Según la tradición, el amor es un compuesto indefinible de alma y cuerpo; entre ellos, a la manera de un abanico, se despliegan una serie de sentimientos y emociones que van de la sexualidad más directa a la veneración, de la ternura al erotismo. Muchos de esos sentimientos son negativos: en el amor hay rivalidad, despecho, miedo, celos y finalmente odio. Ya lo dijo Catulo: el odio es indistinguible del amor. Esos afectos y esos resentimientos, simpatías y antipatías, se mezclan en todas las relaciones amorosas y componen un licor único, distinto en cada caso y que cambia de coloración, aroma y sabor según cambian el tiempo, las circunstancias y los humores. Es un filtro más poderoso que el de Tristán e Isolda. Da vida y muerte: todo depende de los amantes. Puede transformarse en pasión, aborrecimiento, ternura y obsesión. A cierta edad, puede convertirse en comphatía. ¿Cómo definir a este sentimiento? No es un afecto de la cabeza ni del sexo sino del corazón. En el fruto último del amor, cuando se ha vencido a la costumbre, al tedio y a esa tentación insidiosa que nos hace odiar todo aquello que hemos amado...."
"...
"...El amor no vence a la muerte: es una apuesta contra el tiempo y sus accidentes. Por el amor vislumbramos, en esta vida, a la otra vida. No a la vida eterna sino, como he tratado de decirlo en algunos poemas, a la vivacidad pura. En un pasaje célebre, al hablar de la experiencia religiosa, Freud se refiere al «sentimiento oceánico», ese sentirse envuelto y mecido por la totalidad de la existencia. Es la dimensión pánica de los antiguos, el furor sagrado, el entusiasmo: recuperación de la totalidad y descubrimiento del yo como totalidad dentro del Gran Todo. Al nacer, fuimos arrancados de la totalidad; en el amor todos nos hemos sentido regresar a la totalidad original. Por esto, las imágenes poéticas transforman a la persona amada en naturaleza —montaña, agua, nube, estrella, selva, mar, ola— y, a su vez, la naturaleza habla como si fuese mujer. Reconciliación con la totalidad que es el mundo. También con los tres tiempos. El amor no es la eternidad; tampoco es el tiempo de los calendarios y los relojes, el tiempo sucesivo.
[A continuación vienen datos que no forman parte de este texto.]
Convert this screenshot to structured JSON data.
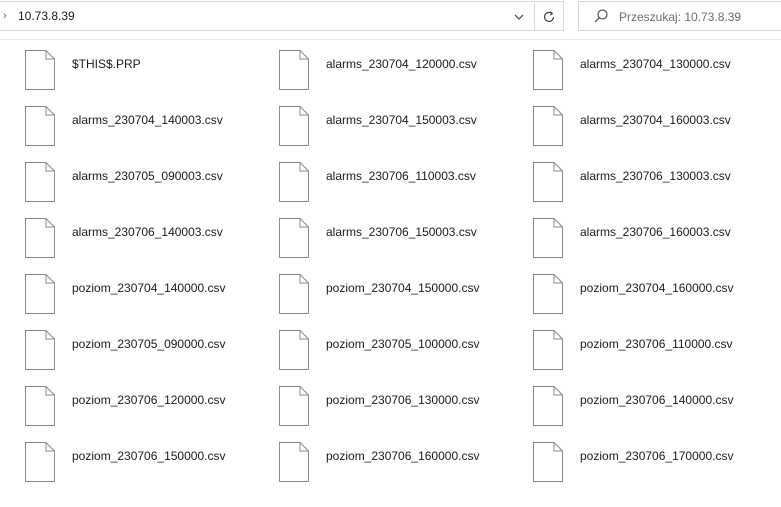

El tiempo del amor no es grande ni chico: es la percepción instantánea de todos los tiempos en uno solo, de todas las vidas en un instante. No nos libra de la muerte pero nos hace verla a la cara. Ese instante es el reverso y el complemento del «sentimiento oceánico». No es el regreso a las aguas de origen sino la conquista de un estado que nos reconcilia con el exilio del paraíso. Somos el teatro del abrazo de los opuestos y de su disolución, resueltos en una sola nota que no es de afirmación ni de negación sino de aceptación. ¿Qué ve la pareja, en el espacio de un parpadeo? La identidad de la aparición y la desaparición, la verdad del cuerpo y del no-cuerpo, la visión de la presencia que se disuelve en un esplendor: vivacidad pura, latido del tiempo."